Use real or realistic image payloads before drawing any conclusion about VLM throughput.
Smaller multimodal MoE runs
The smaller Qwen3.5-style multimodal experiments reinforce the same lessons:
- HybridEP is a solid default on GB200
- TE-scoped CUDA graphs help once the training loop is stable
- larger MBS can pay off, but only if the vision encoder does not become the next bottleneck
Decision Guide
Choose FSDP when
- you are bringing up a new VLM for the first time
- the model has awkward stage boundaries across embedding, vision, and decoder
- memory fit matters more than absolute throughput
- you may freeze the vision stack during decoder-focused tuning
Choose 3D parallel when
- the model is already stable under FSDP
- the PP layout is clear and repeatable
- you can sweep MBS, recompute, and CUDA-graph scope together
- the goal is best steady-state throughput, not easiest bring-up
Key Tuning Knobs
-
Freeze the vision stack when appropriate: if the work is decoder-focused, freezing the vision side often gives a small but real throughput gain and reduces memory pressure.
-
Sweep MBS aggressively: VLMs are more MBS-sensitive than text-only MoE runs because the vision path changes the compute-to-overhead balance.
-
Prefer selective recompute once the model fits: full recompute is a useful bring-up tool, but selective recompute is usually the better steady state.
-
Match CUDA-graph scope to the workload:
attn moe_router moe_preprocessis the safer MoE default, while narrower scopes can still be useful for controlled experiments. -
Use ETP only when EP alone is insufficient: it can unlock a layout, but it also introduces more communication and more tuning surface.

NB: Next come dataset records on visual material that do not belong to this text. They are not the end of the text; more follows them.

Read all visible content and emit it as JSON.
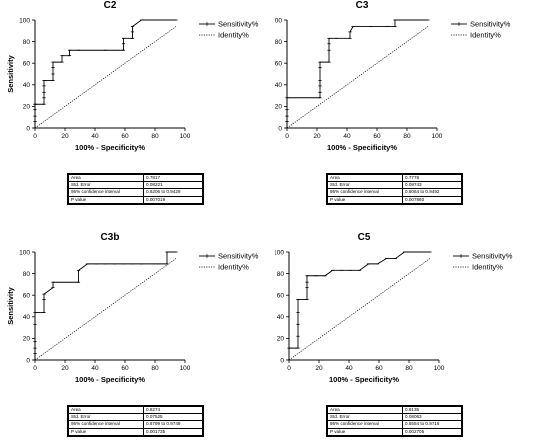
{
  "chart_data": [
    {
      "type": "line",
      "title": "C2",
      "xlabel": "100% - Specificity%",
      "ylabel": "Sensitivity",
      "xlim": [
        0,
        100
      ],
      "ylim": [
        0,
        100
      ],
      "xticks": [
        "0",
        "20",
        "40",
        "60",
        "80",
        "100"
      ],
      "yticks": [
        "0",
        "20",
        "40",
        "60",
        "80",
        "100"
      ],
      "legend_position": "top-right",
      "series": [
        {
          "name": "Sensitivity%",
          "style": "solid-with-markers",
          "x": [
            0,
            0,
            0,
            0,
            0,
            0,
            6,
            6,
            6,
            6,
            6,
            12,
            12,
            12,
            12,
            18,
            18,
            23,
            23,
            29,
            47,
            59,
            59,
            59,
            65,
            65,
            65,
            71,
            94
          ],
          "y": [
            0,
            6,
            11,
            17,
            22,
            22,
            22,
            28,
            33,
            39,
            44,
            44,
            50,
            56,
            61,
            61,
            67,
            67,
            72,
            72,
            72,
            72,
            78,
            83,
            83,
            89,
            94,
            100,
            100
          ]
        },
        {
          "name": "Identity%",
          "style": "dotted",
          "x": [
            0,
            94
          ],
          "y": [
            0,
            94
          ]
        }
      ],
      "table": [
        {
          "label": "Area",
          "value": "0.7817"
        },
        {
          "label": "Std. Error",
          "value": "0.08221"
        },
        {
          "label": "95% confidence interval",
          "value": "0.6206 to 0.9429"
        },
        {
          "label": "P value",
          "value": "0.007019"
        }
      ]
    },
    {
      "type": "line",
      "title": "C3",
      "xlabel": "100% - Specificity%",
      "ylabel": "Sensitivity",
      "xlim": [
        0,
        100
      ],
      "ylim": [
        0,
        100
      ],
      "xticks": [
        "0",
        "20",
        "40",
        "60",
        "80",
        "100"
      ],
      "yticks": [
        "0",
        "20",
        "40",
        "60",
        "80",
        "100"
      ],
      "legend_position": "top-right",
      "series": [
        {
          "name": "Sensitivity%",
          "style": "solid-with-markers",
          "x": [
            0,
            0,
            0,
            0,
            0,
            22,
            22,
            22,
            22,
            22,
            22,
            28,
            28,
            28,
            28,
            33,
            42,
            42,
            44,
            56,
            67,
            72,
            72,
            94
          ],
          "y": [
            0,
            6,
            11,
            17,
            28,
            28,
            33,
            39,
            44,
            56,
            61,
            61,
            72,
            78,
            83,
            83,
            83,
            89,
            94,
            94,
            94,
            94,
            100,
            100
          ]
        },
        {
          "name": "Identity%",
          "style": "dotted",
          "x": [
            0,
            94
          ],
          "y": [
            0,
            94
          ]
        }
      ],
      "table": [
        {
          "label": "Area",
          "value": "0.7778"
        },
        {
          "label": "Std. Error",
          "value": "0.08743"
        },
        {
          "label": "95% confidence interval",
          "value": "0.6064 to 0.9492"
        },
        {
          "label": "P value",
          "value": "0.007860"
        }
      ]
    },
    {
      "type": "line",
      "title": "C3b",
      "xlabel": "100% - Specificity%",
      "ylabel": "Sensitivity",
      "xlim": [
        0,
        100
      ],
      "ylim": [
        0,
        100
      ],
      "xticks": [
        "0",
        "20",
        "40",
        "60",
        "80",
        "100"
      ],
      "yticks": [
        "0",
        "20",
        "40",
        "60",
        "80",
        "100"
      ],
      "legend_position": "top-right",
      "series": [
        {
          "name": "Sensitivity%",
          "style": "solid-with-markers",
          "x": [
            0,
            0,
            0,
            0,
            0,
            0,
            6,
            6,
            6,
            12,
            12,
            29,
            29,
            35,
            41,
            47,
            53,
            59,
            65,
            71,
            82,
            88,
            88,
            94
          ],
          "y": [
            0,
            6,
            11,
            17,
            33,
            44,
            44,
            56,
            61,
            67,
            72,
            72,
            83,
            89,
            89,
            89,
            89,
            89,
            89,
            89,
            89,
            89,
            100,
            100
          ]
        },
        {
          "name": "Identity%",
          "style": "dotted",
          "x": [
            0,
            94
          ],
          "y": [
            0,
            94
          ]
        }
      ],
      "table": [
        {
          "label": "Area",
          "value": "0.8274"
        },
        {
          "label": "Std. Error",
          "value": "0.07525"
        },
        {
          "label": "95% confidence interval",
          "value": "0.6799 to 0.9749"
        },
        {
          "label": "P value",
          "value": "0.001735"
        }
      ]
    },
    {
      "type": "line",
      "title": "C5",
      "xlabel": "100% - Specificity%",
      "ylabel": "Sensitivity",
      "xlim": [
        0,
        100
      ],
      "ylim": [
        0,
        100
      ],
      "xticks": [
        "0",
        "20",
        "40",
        "60",
        "80",
        "100"
      ],
      "yticks": [
        "0",
        "20",
        "40",
        "60",
        "80",
        "100"
      ],
      "legend_position": "top-right",
      "series": [
        {
          "name": "Sensitivity%",
          "style": "solid-with-markers",
          "x": [
            0,
            0,
            6,
            6,
            6,
            6,
            6,
            6,
            12,
            12,
            12,
            12,
            18,
            24,
            29,
            35,
            41,
            47,
            53,
            59,
            65,
            71,
            77,
            82,
            94
          ],
          "y": [
            0,
            11,
            11,
            22,
            33,
            44,
            56,
            56,
            56,
            67,
            72,
            78,
            78,
            78,
            83,
            83,
            83,
            83,
            89,
            89,
            94,
            94,
            100,
            100,
            100
          ]
        },
        {
          "name": "Identity%",
          "style": "dotted",
          "x": [
            0,
            94
          ],
          "y": [
            0,
            94
          ]
        }
      ],
      "table": [
        {
          "label": "Area",
          "value": "0.8135"
        },
        {
          "label": "Std. Error",
          "value": "0.08063"
        },
        {
          "label": "95% confidence interval",
          "value": "0.6554 to 0.9716"
        },
        {
          "label": "P value",
          "value": "0.002705"
        }
      ]
    }
  ]
}
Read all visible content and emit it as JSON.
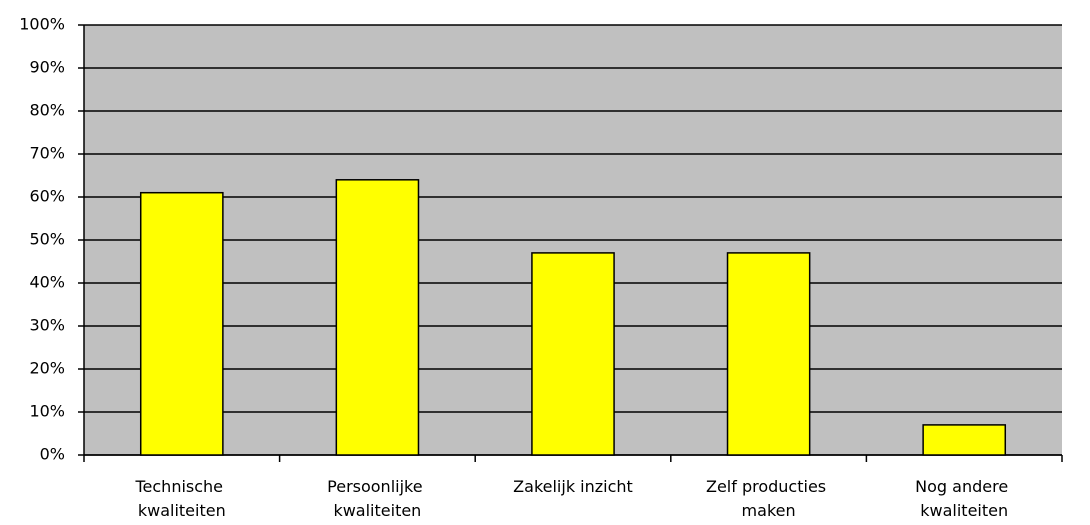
{
  "chart_data": {
    "type": "bar",
    "categories": [
      "Technische kwaliteiten",
      "Persoonlijke kwaliteiten",
      "Zakelijk inzicht",
      "Zelf producties maken",
      "Nog andere kwaliteiten"
    ],
    "values": [
      61,
      64,
      47,
      47,
      7
    ],
    "color": "#ffff00",
    "ylim": [
      0,
      100
    ],
    "yticks": [
      {
        "value": 0,
        "label": "0%"
      },
      {
        "value": 10,
        "label": "10%"
      },
      {
        "value": 20,
        "label": "20%"
      },
      {
        "value": 30,
        "label": "30%"
      },
      {
        "value": 40,
        "label": "40%"
      },
      {
        "value": 50,
        "label": "50%"
      },
      {
        "value": 60,
        "label": "60%"
      },
      {
        "value": 70,
        "label": "70%"
      },
      {
        "value": 80,
        "label": "80%"
      },
      {
        "value": 90,
        "label": "90%"
      },
      {
        "value": 100,
        "label": "100%"
      }
    ],
    "grid": true
  }
}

Representative Config Families
FSDP-first GB200 path
TP=1 CP=1 PP=1
EP sized to the expert topology, often large
Dispatcher: HybridEP on GB200-class systems
Recompute: start with full, then relax toward selective recompute
3D-parallel GB200 path
TP=1 CP=1 PP=1 or modest PP
EP and ETP sized to the expert topology
Dispatcher: HybridEP
CUDA Graph: start narrow, then widen only after the real-data path is stable
Compatibility
| Feature | FSDP | 3D parallel |
|---|---|---|
| HybridEP on GB200 | strong default | strong default once topology is stable |
| CUDA graphs | useful after bring-up | useful, but more scope-sensitive |
| Freeze vision | natural fit | possible, but less often used as the headline perf path |
| Selective recompute | recommended | recommended |
Pitfalls
-
Mock multimodal data is misleading: it can make the decoder look much healthier than the real end-to-end VLM path.
-
The vision encoder can dominate unexpectedly: profile encoder, projector, and decoder separately before attributing everything to the dispatcher.
-
Do not compare FSDP and 3D-parallel runs with different effective work: normalize by useful tokens and workload shape, not only by step time.
-
ETP is not free: use it as a fit or topology tool, not as the default.
-
Recompute and CUDA-graph choices are coupled: the setting that gets the model to fit is often not the setting that gives the best steady-state speed.